The backlash shows no signs of abating. On October 14, left-wing analyst and Weekly columnist Marc Cooper recoiled in the L.A. Times from ”that odious whiff of ’chickens coming home to roost,‘“ while, in last week’s Newsweek, Jonathan Alter announced that ”a sizeable chunk of what passes for the left is already knee-deep in ignorant and dangerous appeasement.“

Of course, it‘s not just the media that are closing ranks against the infidels within. They’ve joined a mighty chorus in proclaiming that the sheer enormity of the assault leaves no room for dispute. Rudy Giuliani drew only applause with his blunt October 1 address to the United Nations. ”This is not a time for further study or vague directives,“ he declared. ”We are right and they are wrong.“

It‘s the flipside of the same urge that has driven the resurgent patriotism and flying of the flag, the same impulse that brought baseball stadiums across the country to replace ”Take Me Out to the Ballgame“ with ”God Bless America“ as the anthem of the seventh-inning stretch. Shaken by sudden insecurity, Americans feel the need to reassure each other of our fundamental righteousness. President Bush struck a chord with his astonishment at the depth of hatred expressed in the suicide attacks. ”I’m amazed . . . that people would hate us,“ he said in one of his most candid exclamations to date. ”Because I know how good we are.“

It‘s dangerous to take all that cant too seriously. We can’t afford to ignore a wake-up call on the scale of September 11. Painful as it may be to consider, the fact remains that U.S. actions have repercussions, a dynamic we continue to ignore at our peril.

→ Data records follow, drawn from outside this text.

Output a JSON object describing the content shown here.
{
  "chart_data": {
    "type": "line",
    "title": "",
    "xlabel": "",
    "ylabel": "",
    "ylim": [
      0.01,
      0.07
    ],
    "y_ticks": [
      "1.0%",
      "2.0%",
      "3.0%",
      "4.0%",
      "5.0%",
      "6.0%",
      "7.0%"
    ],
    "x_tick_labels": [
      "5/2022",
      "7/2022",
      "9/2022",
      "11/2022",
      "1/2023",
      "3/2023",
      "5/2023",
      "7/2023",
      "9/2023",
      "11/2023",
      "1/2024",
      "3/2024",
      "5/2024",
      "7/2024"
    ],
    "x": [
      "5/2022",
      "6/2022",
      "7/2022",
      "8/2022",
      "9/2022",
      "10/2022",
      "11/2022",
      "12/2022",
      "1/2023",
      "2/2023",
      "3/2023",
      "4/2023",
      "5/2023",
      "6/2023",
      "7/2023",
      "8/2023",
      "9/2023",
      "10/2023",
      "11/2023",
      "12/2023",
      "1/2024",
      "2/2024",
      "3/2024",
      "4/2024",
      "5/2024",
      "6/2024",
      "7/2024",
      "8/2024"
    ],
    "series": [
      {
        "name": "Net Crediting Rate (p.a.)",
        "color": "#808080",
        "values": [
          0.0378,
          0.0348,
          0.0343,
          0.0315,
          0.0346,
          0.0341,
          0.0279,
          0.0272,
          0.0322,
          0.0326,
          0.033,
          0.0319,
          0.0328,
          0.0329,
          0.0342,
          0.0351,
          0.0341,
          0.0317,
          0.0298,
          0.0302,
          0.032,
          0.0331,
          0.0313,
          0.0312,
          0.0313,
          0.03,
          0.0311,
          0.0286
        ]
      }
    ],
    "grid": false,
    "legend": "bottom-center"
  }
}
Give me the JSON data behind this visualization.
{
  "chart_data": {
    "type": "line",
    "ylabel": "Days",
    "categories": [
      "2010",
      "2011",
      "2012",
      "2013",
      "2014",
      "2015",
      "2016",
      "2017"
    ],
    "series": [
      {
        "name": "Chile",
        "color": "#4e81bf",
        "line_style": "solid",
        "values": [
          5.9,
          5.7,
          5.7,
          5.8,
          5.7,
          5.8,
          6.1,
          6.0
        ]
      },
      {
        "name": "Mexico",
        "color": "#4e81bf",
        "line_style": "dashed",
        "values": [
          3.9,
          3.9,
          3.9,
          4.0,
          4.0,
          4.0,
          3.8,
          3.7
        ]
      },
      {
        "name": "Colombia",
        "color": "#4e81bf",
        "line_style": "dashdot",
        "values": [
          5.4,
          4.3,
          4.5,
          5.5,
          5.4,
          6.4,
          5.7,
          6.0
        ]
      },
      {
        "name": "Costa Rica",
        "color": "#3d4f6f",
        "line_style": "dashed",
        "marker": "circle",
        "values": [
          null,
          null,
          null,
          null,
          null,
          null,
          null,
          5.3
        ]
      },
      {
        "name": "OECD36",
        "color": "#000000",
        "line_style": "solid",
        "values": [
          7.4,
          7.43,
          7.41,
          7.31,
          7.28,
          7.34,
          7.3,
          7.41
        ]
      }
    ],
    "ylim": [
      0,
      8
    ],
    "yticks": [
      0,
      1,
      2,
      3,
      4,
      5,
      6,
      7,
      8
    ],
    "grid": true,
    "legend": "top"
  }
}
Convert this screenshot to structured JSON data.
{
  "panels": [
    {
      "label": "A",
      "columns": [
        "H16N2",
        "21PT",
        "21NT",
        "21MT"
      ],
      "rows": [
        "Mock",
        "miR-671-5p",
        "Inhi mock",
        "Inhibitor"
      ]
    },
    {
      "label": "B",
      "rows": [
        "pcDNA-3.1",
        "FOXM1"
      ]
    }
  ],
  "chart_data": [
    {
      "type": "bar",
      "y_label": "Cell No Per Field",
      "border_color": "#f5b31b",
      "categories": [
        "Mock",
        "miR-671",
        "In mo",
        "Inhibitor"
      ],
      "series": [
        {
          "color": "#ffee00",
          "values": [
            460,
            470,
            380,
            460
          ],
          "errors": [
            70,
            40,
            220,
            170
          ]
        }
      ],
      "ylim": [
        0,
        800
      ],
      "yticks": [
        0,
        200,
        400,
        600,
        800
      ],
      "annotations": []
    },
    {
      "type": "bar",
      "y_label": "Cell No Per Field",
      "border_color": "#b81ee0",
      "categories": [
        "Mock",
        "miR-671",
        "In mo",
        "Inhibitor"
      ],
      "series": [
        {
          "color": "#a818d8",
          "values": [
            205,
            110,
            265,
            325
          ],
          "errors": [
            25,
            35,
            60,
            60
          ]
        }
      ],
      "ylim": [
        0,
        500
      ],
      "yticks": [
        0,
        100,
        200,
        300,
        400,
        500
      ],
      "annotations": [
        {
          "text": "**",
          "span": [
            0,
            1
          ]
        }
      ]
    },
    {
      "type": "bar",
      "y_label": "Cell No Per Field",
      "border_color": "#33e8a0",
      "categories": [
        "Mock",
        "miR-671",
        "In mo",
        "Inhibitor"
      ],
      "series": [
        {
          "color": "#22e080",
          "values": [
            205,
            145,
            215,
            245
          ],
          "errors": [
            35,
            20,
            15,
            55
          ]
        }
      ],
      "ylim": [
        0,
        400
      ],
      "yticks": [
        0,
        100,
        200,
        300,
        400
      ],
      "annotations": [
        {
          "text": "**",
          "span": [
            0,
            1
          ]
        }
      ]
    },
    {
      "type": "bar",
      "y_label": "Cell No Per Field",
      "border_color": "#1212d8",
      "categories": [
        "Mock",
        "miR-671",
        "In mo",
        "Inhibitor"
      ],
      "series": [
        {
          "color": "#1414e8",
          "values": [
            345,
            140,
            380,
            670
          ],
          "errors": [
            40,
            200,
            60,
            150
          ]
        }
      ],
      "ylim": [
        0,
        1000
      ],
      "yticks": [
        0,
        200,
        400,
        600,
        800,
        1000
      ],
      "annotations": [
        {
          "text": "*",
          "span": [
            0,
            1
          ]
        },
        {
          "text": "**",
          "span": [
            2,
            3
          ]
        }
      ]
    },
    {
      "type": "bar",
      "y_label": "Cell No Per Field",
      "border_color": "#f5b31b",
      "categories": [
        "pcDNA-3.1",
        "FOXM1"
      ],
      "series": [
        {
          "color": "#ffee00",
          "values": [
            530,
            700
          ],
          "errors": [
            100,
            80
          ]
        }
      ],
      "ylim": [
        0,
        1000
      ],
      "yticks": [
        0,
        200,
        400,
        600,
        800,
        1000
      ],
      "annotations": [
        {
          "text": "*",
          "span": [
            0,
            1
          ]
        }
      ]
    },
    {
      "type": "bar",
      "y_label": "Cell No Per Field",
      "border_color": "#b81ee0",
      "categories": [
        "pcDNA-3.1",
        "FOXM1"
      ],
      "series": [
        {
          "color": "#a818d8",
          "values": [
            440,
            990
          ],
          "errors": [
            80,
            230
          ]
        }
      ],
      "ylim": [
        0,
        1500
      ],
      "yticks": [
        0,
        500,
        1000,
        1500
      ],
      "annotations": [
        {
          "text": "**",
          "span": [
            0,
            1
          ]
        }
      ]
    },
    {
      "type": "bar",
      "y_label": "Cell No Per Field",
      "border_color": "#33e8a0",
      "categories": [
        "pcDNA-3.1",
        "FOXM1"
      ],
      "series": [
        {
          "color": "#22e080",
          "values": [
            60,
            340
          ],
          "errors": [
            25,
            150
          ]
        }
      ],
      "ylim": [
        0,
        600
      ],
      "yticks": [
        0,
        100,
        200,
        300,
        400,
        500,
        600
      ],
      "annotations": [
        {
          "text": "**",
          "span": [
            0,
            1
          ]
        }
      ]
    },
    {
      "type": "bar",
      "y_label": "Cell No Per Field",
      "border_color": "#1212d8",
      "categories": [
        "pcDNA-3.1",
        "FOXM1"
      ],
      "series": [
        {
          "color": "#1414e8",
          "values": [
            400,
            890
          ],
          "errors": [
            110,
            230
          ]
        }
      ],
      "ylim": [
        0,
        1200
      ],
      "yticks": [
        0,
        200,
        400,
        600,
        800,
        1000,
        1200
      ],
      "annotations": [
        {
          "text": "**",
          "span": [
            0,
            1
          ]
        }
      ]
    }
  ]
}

It‘s not just enemies of the state who hold this view, but people like Philip C. Wilcox Jr., who served for three years as the U.S. ambassador-at-large for counterterrorism. Writing in the New York Review of Books, Wilcox asserted, ”The most important deficiency in U.S. counterterrorism policy has been the failure to address the root causes of terrorism.“ That would require ”new departures in foreign policy,“ which means ”devoting far greater resources to support a more engaged, cooperative and influential American role abroad.“

The question now is how far Bush and his advisers are willing to entertain that thinking. So far they’ve cobbled together a global coalition to stage a collective police action against an international force that threatens even Islamic states with terror and assassination. But as soon as our new friends divine that we‘ve reverted to past patterns of dictating the terms of engagement, we could well find ourselves back where we started — isolated and under fire.